Delivering some spirit
Due to staff limitations, many of these bars offer cocktail kits only for pickup. Some, like Bardo, Columbia Room and Service Bar, deliver within a couple miles. Others use a third party to deliver, like Grubhub for Chicago’s Three Dots and a Dash’s tiki drinks and DoorDash for Miami’s Broken Shaker’s take on classics like Thai Tea Old Fashioned.
Another option is ordering online through a service like Cocktail Courier, which ships kits across most of the United States within a week. Their cocktails are by bartenders from all over the nation, made into kits that take about four steps to mix together. They feature a drink called “the Industry Standard,” made up of mescal and cider, where all proceeds go to the United States Bartenders’ Guild’s bartender relief fund.

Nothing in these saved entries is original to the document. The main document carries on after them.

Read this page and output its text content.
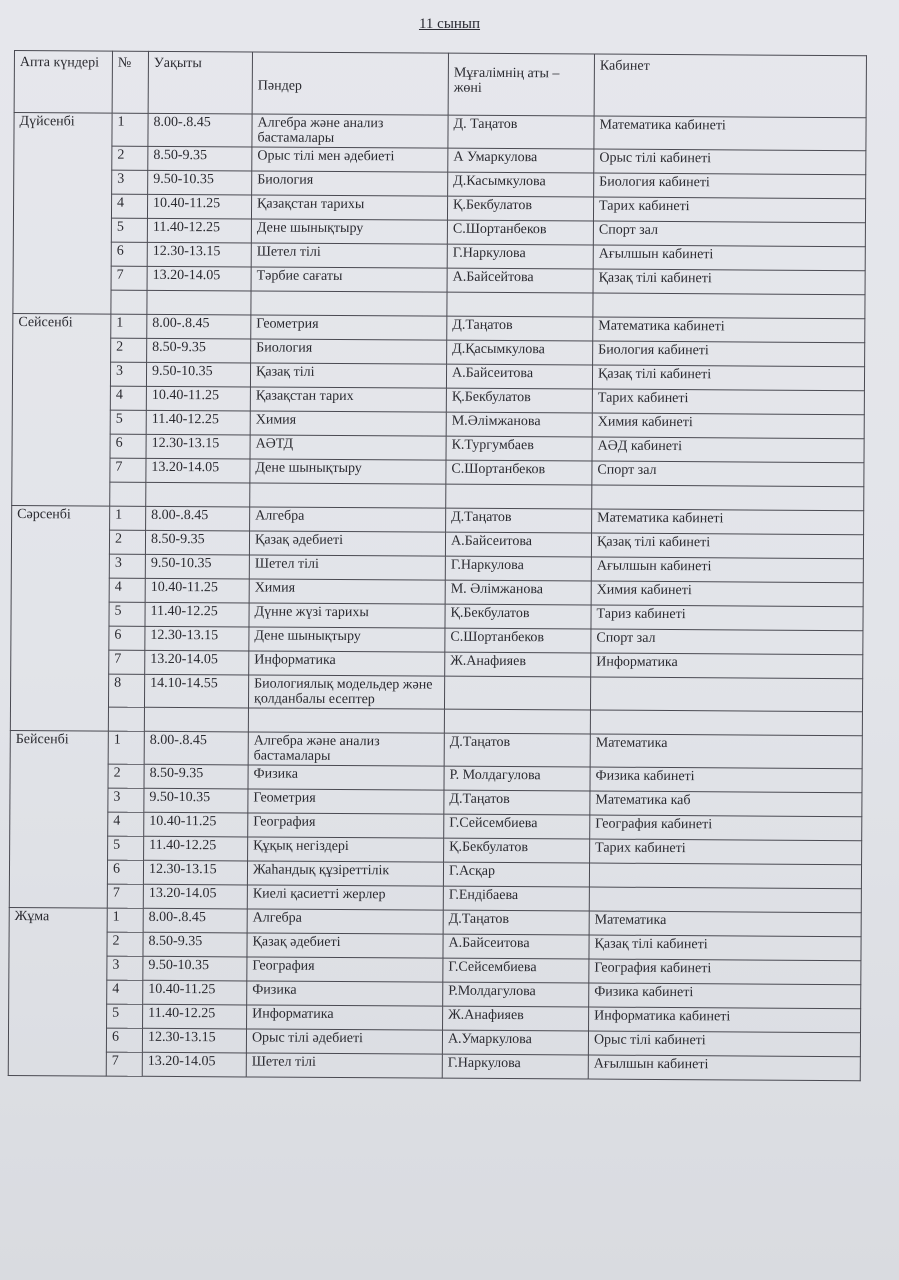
11 сынып
Апта күндері	№	Уақыты	Пәндер	Мұғалімнің аты – жөні	Кабинет
Дүйсенбі	1	8.00-.8.45	Алгебра және анализ бастамалары	Д. Таңатов	Математика кабинеті
	2	8.50-9.35	Орыс тілі мен әдебиеті	А Умаркулова	Орыс тілі кабинеті
	3	9.50-10.35	Биология	Д.Касымкулова	Биология кабинеті
	4	10.40-11.25	Қазақстан тарихы	Қ.Бекбулатов	Тарих кабинеті
	5	11.40-12.25	Дене шынықтыру	С.Шортанбеков	Спорт зал
	6	12.30-13.15	Шетел тілі	Г.Наркулова	Ағылшын кабинеті
	7	13.20-14.05	Тәрбие сағаты	А.Байсейтова	Қазақ тілі кабинеті

Сейсенбі	1	8.00-.8.45	Геометрия	Д.Таңатов	Математика кабинеті
	2	8.50-9.35	Биология	Д.Қасымкулова	Биология кабинеті
	3	9.50-10.35	Қазақ тілі	А.Байсеитова	Қазақ тілі кабинеті
	4	10.40-11.25	Қазақстан тарих	Қ.Бекбулатов	Тарих кабинеті
	5	11.40-12.25	Химия	М.Әлімжанова	Химия кабинеті
	6	12.30-13.15	АӘТД	К.Тургумбаев	АӘД кабинеті
	7	13.20-14.05	Дене шынықтыру	С.Шортанбеков	Спорт зал

Сәрсенбі	1	8.00-.8.45	Алгебра	Д.Таңатов	Математика кабинеті
	2	8.50-9.35	Қазақ әдебиеті	А.Байсеитова	Қазақ тілі кабинеті
	3	9.50-10.35	Шетел тілі	Г.Наркулова	Ағылшын кабинеті
	4	10.40-11.25	Химия	М. Әлімжанова	Химия кабинеті
	5	11.40-12.25	Дүнне жүзі тарихы	Қ.Бекбулатов	Тариз кабинеті
	6	12.30-13.15	Дене шынықтыру	С.Шортанбеков	Спорт зал
	7	13.20-14.05	Информатика	Ж.Анафияев	Информатика
	8	14.10-14.55	Биологиялық модельдер және қолданбалы есептер		

Бейсенбі	1	8.00-.8.45	Алгебра және анализ бастамалары	Д.Таңатов	Математика
	2	8.50-9.35	Физика	Р. Молдагулова	Физика кабинеті
	3	9.50-10.35	Геометрия	Д.Таңатов	Математика каб
	4	10.40-11.25	География	Г.Сейсембиева	География кабинеті
	5	11.40-12.25	Құқық негіздері	Қ.Бекбулатов	Тарих кабинеті
	6	12.30-13.15	Жаһандық құзіреттілік	Г.Асқар	
	7	13.20-14.05	Киелі қасиетті жерлер	Г.Ендібаева	
Жұма	1	8.00-.8.45	Алгебра	Д.Таңатов	Математика
	2	8.50-9.35	Қазақ әдебиеті	А.Байсеитова	Қазақ тілі кабинеті
	3	9.50-10.35	География	Г.Сейсембиева	География кабинеті
	4	10.40-11.25	Физика	Р.Молдагулова	Физика кабинеті
	5	11.40-12.25	Информатика	Ж.Анафияев	Информатика кабинеті
	6	12.30-13.15	Орыс тілі әдебиеті	А.Умаркулова	Орыс тілі кабинеті
	7	13.20-14.05	Шетел тілі	Г.Наркулова	Ағылшын кабинеті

If you don’t want to drink alone, The Virtual Beer Festival will be happening in Las Vegas on April 24, San Diego on April 25 and San Francisco on May 2. Pre-order the beer from local breweries through the festival for delivery, then at a specified time fire up a recorded video of local bands performing while chatting in real-time with the breweries.
“It just seemed like everyone online was just bored. They kept complaining about nothing going on, and so we just kind of came with this idea,” said the festival’s director of sales and marketing Ryan Wieczorek. “We still want people to look forward to something cool … to be excited about something again.”